De Bruyne is not alone in what he did. Gary Neville did not have an agent when he played. He and his brother, Phil, took their dad, Neville Neville, into meetings with then chief executive David Gill when they played for United. It is also being reported that Raheem Sterling will represent himself in talks over a new contract with City at the end of the season.

De Bruyne also made it plain in his contract negotiatio­ns that he wanted to be satisfied City would do everything in their power to give him the platform to win the Champions League. Perhaps that seems like an obvious request but it was still refreshing to see it assume as much prominence in the player’s thinking as his wages.

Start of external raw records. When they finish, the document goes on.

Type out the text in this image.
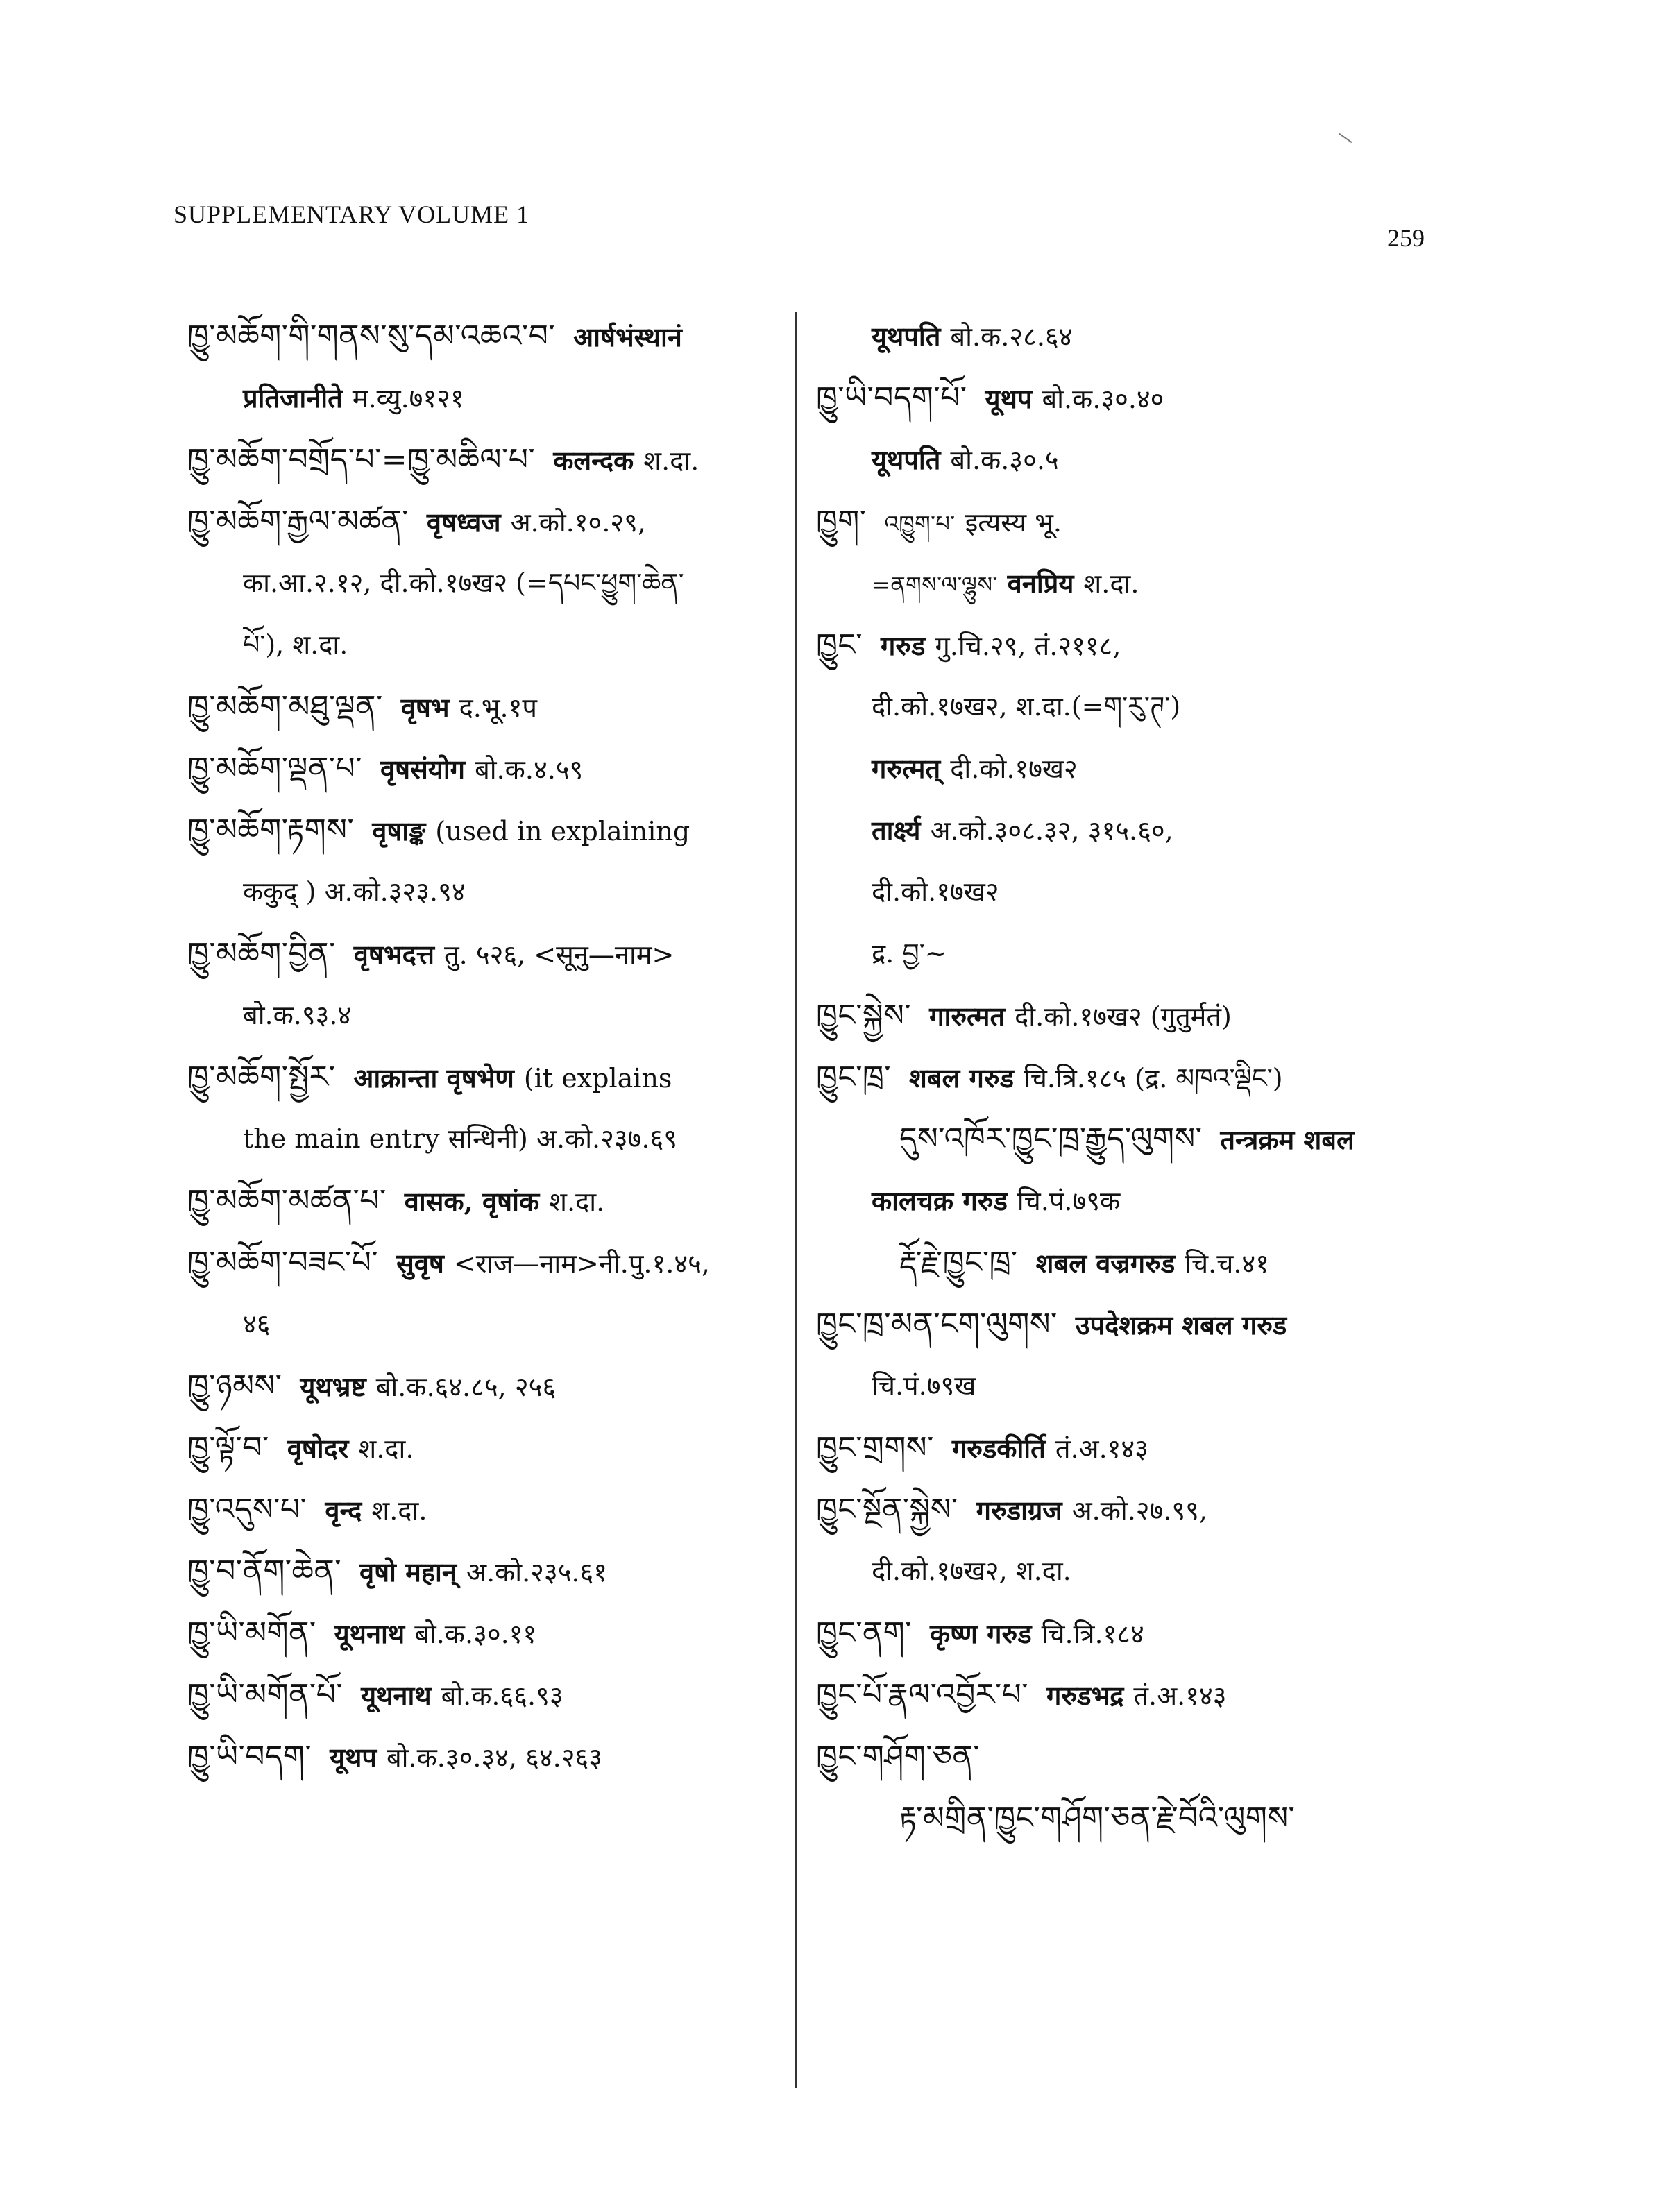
SUPPLEMENTARY VOLUME 1
259
ཁྱུ་མཆོག་གི་གནས་སུ་དམ་འཆའ་བ་ आर्षभंस्थानं
प्रतिजानीते म.व्यु.७१२१
ཁྱུ་མཆོག་བགྲོད་པ་=ཁྱུ་མཆིལ་པ་ कलन्दक श.दा.
ཁྱུ་མཆོག་རྒྱལ་མཚན་ वृषध्वज अ.को.१०.२९,
का.आ.२.१२, दी.को.१७ख२ (=དཔང་ཕྱུག་ཆེན་
པོ་), श.दा.
ཁྱུ་མཆོག་མཐུ་ལྡན་ वृषभ द.भू.१प
ཁྱུ་མཆོག་ལྡན་པ་ वृषसंयोग बो.क.४.५९
ཁྱུ་མཆོག་རྟགས་ वृषाङ्क (used in explaining
ककुद् ) अ.को.३२३.९४
ཁྱུ་མཆོག་བྱིན་ वृषभदत्त तु. ५२६, <सूनु—नाम>
बो.क.९३.४
ཁྱུ་མཆོག་སྤྱོར་ आक्रान्ता वृषभेण (it explains
the main entry सन्धिनी) अ.को.२३७.६९
ཁྱུ་མཆོག་མཚན་པ་ वासक, वृषांक श.दा.
ཁྱུ་མཆོག་བཟང་པོ་ सुवृष <राज—नाम>नी.पु.१.४५,
४६
ཁྱུ་ཉམས་ यूथभ्रष्ट बो.क.६४.८५, २५६
ཁྱུ་ལྟོ་བ་ वृषोदर श.दा.
ཁྱུ་འདུས་པ་ वृन्द श.दा.
ཁྱུ་བ་ནོག་ཆེན་ वृषो महान् अ.को.२३५.६१
ཁྱུ་ཡི་མགོན་ यूथनाथ बो.क.३०.११
ཁྱུ་ཡི་མགོན་པོ་ यूथनाथ बो.क.६६.९३
ཁྱུ་ཡི་བདག་ यूथप बो.क.३०.३४, ६४.२६३
यूथपति बो.क.२८.६४
ཁྱུ་ཡི་བདག་པོ་ यूथप बो.क.३०.४०
यूथपति बो.क.३०.५
ཁྱུག་ འཁྱུག་པ་ इत्यस्य भू.
=ནགས་ལ་ལྷུས་ वनप्रिय श.दा.
ཁྱུང་ गरुड गु.चि.२९, तं.२११८,
दी.को.१७ख२, श.दा.(=ག་རུ་ཊ་)
गरुत्मत् दी.को.१७ख२
तार्क्ष्य अ.को.३०८.३२, ३१५.६०,
दी.को.१७ख२
द्र. བྱ་~
ཁྱུང་སྐྱེས་ गारुत्मत दी.को.१७ख२ (गुतुर्मतं)
ཁྱུང་ཁྲ་ शबल गरुड चि.त्रि.१८५ (द्र. མཁའ་ལྡིང་)
དུས་འཁོར་ཁྱུང་ཁྲ་རྒྱུད་ལུགས་ तन्त्रक्रम शबल
कालचक्र गरुड चि.पं.७९क
རྡོ་རྗེ་ཁྱུང་ཁྲ་ शबल वज्रगरुड चि.च.४१
ཁྱུང་ཁྲ་མན་ངག་ལུགས་ उपदेशक्रम शबल गरुड
चि.पं.७९ख
ཁྱུང་གྲགས་ गरुडकीर्ति तं.अ.१४३
ཁྱུང་སྔོན་སྐྱེས་ गरुडाग्रज अ.को.२७.९९,
दी.को.१७ख२, श.दा.
ཁྱུང་ནག་ कृष्ण गरुड चि.त्रि.१८४
ཁྱུང་པོ་རྣལ་འབྱོར་པ་ गरुडभद्र तं.अ.१४३
ཁྱུང་གཤོག་ཅན་
རྟ་མགྲིན་ཁྱུང་གཤོག་ཅན་རྗེ་བོའི་ལུགས་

In the face of their failings in the competitio­n, there is a danger that City have started to feign indifferen­ce towards the Champions League but the truth is that winning it remains the final hurdle they need to jump in order to be recognised as part of Europe’s elite, a club that belongs at the top table. With players like De Bruyne committing their future to the team, it feels as if they already have one hand on the prize.